Il sottosegretario alla Sanità Stephen Barclay è stato nominato nuovo ministro per la Brexit. Lo riporta il Guardian. Poco conosciuto, Barclay è stato direttore della Barclays Bank ed ha votato 'Leave' al referendum sul divorzio da Bruxelles. La nomina di Barclay una sorpresa dagli osservatori, tenuto conto del suo profilo politico relativamente modesto finora, malgrado gli incarichi da sottosegretario prima al Tesoro e poi alla Sanità. Downing Street precisa peraltro che il suo ruolo sarà "diverso" rispetto a quello dell'uscente Dominic Raab. Di fatto non avrà il compito di negoziare in prima fila con Bruxelles - compito ormai affidato a Ollie Robins, un alto funzionario spostato nei mesi scorsi dal dicastero per la Brexit all'ufficio del primo ministro - bensì di preparare "il fronte interno" all'entrata in vigore della Brexit, di occuparsi dei piani operativi in vista sia d'una possibile approvazione parlamentare dell'intesa sul divorzio dall'Ue raggiunta con Bruxelles sia d'un ipotetico "no deal" e di seguire i passaggi a Westminster della nuova legislazione nazionale che il Regno si avvia a introdurre nei vari settori prima dell'uscita dal club europeo.
Completato il mini-rimpasto di governo con Amber Rudd neoministra del Lavoro, in sostituzione della dimissionaria Esther McVey, uscita di scena in polemica con l'accordo sulla Brexit con Bruxelles patrocinato dalla premier Theresa May. Lo annuncia Downing Street. Rudd era stata costretta a dimettersi da ministra dell'Interno con l'accusa di aver mentito al parlamento sullo scandalo dei diritti negati ai miranti storici caraibici della cosiddetta generazione Windrush. Ma in seguito un'inchiesta interna ha stabilito che sarebbe stata a sua volta ingannata da alcuni funzionari. Barclay, ex banchiere alla City, è brexiteer e ha sostenuto la campagna pro Leave al referendum del 2016, ma è considerato anche totalmente leale a Theresa May, non avendo mai aderito ad alcuna azione di dissenso. Amber Rudd è invece una Remainer, altrettanto fedele alla premier.
Il Chief Whip del Partito Conservatore britannico (capogruppo alla Camera dei Comuni e membro del governo) ha annullato la convocazione straordinaria annunciata in mattinata dell'ufficio di presidenza del gruppo che aveva fatto pensare a un imminente avvio della procedura sulla mozione di sfiducia contro la leadership Tory di Theresa May. La convocazione riguardava tutti i 'whip', cioè i soli componenti dell'ufficio di presidenza che nell'ordinamento britannico aiutano a coordinare i lavori parlamentari.

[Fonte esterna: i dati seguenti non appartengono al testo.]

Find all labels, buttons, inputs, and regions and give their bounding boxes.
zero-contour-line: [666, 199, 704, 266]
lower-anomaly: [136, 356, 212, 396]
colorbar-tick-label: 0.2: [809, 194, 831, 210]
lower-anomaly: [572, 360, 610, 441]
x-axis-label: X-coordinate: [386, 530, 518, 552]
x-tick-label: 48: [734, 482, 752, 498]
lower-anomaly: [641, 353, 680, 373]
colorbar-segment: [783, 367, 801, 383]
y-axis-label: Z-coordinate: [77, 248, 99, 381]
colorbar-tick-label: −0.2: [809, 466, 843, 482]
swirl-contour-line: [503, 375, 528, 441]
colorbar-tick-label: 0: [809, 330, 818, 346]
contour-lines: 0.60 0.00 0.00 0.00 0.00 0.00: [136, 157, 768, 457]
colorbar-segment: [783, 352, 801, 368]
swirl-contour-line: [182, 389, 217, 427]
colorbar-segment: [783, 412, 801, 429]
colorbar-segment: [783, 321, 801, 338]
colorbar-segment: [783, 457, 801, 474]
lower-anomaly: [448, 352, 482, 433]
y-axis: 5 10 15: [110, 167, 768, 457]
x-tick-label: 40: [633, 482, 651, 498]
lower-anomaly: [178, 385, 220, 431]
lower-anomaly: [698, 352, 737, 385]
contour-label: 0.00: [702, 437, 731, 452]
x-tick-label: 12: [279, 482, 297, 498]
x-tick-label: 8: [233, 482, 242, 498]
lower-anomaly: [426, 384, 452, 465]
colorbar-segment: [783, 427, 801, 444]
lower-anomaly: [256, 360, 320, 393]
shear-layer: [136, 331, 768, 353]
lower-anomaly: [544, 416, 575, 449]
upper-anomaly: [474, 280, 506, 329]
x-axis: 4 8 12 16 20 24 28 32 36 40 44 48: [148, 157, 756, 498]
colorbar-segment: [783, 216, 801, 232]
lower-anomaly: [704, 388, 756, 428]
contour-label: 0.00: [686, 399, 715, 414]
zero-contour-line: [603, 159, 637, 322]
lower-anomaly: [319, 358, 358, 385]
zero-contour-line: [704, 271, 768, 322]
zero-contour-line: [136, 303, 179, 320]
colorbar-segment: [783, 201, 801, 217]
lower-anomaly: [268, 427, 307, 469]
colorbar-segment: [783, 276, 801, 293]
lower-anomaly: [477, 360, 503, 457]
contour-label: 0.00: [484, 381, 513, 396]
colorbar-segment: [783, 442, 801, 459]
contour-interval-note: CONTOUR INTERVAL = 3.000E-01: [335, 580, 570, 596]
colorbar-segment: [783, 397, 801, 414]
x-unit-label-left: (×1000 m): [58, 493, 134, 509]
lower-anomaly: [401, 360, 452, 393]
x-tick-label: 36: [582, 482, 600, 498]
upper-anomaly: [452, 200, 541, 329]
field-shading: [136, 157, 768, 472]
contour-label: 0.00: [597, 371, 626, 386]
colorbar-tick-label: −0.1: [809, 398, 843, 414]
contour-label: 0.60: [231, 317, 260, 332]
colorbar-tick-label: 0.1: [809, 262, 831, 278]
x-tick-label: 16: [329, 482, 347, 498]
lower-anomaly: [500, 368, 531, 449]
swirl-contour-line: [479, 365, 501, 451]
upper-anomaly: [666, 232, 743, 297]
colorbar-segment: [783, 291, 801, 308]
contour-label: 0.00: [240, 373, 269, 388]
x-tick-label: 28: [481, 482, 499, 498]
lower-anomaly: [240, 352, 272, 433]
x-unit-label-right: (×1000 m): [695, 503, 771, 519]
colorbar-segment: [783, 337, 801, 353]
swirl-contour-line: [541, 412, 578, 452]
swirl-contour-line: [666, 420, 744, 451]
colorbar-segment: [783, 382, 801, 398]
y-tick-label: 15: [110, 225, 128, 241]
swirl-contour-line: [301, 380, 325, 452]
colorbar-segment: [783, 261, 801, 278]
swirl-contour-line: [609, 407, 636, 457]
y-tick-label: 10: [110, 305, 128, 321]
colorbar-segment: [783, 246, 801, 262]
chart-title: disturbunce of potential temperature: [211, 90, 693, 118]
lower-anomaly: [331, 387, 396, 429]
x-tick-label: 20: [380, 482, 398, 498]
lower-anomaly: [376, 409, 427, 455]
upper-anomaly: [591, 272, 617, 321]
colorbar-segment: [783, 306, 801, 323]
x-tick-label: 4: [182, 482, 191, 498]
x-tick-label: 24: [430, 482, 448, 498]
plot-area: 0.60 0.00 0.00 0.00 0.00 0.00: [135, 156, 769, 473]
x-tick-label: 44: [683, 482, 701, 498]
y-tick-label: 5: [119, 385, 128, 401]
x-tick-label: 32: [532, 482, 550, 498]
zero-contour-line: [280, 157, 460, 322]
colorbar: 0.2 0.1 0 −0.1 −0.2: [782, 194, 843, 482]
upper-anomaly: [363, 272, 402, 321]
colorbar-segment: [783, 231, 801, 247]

E niente dimissioni dal governo di Theresa May per il ministro dell'Ambiente, Michael Gove. Lo annunciano fonti a lui vicine smentendo indiscrezioni circolate al riguardo dopo il suo presunto rifiuto di sostituire Dominic Raab al dicastero per la Brexit. L'annuncio ferma l'emorragia di esponenti 'brexiteers' dall'esecutivo e delude i conservatori più ultrà nella corrente dei falchi. Mentre dalla presidenza del partito arriva un segnale di rassicurazione: May ha i numeri per "vincere" in caso di mozione di sfiducia alla sua leadership.
Gove, secondo indiscrezioni riportate da fonti mediatiche, non solo non intende dimettersi, ma pare abbia convinto altri quattro ministri 'brexiteers' di spicco superstiti a restare come lui nella compagine: il titolare del Commercio con l'Estero, Liam Fox, quello dei Trasporti, Chris Grayling, quella dello Sviluppo Internazionale, Penny Mordaunt, e quella dei Rapporti con il Parlamento, Andrea Leadsom. L'obiettivo concordato dal quintetto, stando a un notista politico del Sunday Times, sarebbe quello di cercare di mantenere un peso in grado di continuare a condizionare le scelte del governo e di Theresa May e, se possibile, a "migliorare" le intese negoziali con Bruxelles sulla Brexit. "Dimettersi e unirsi alla ribellione non aiuterebbe nessuno", pare abbia detto uno di loro.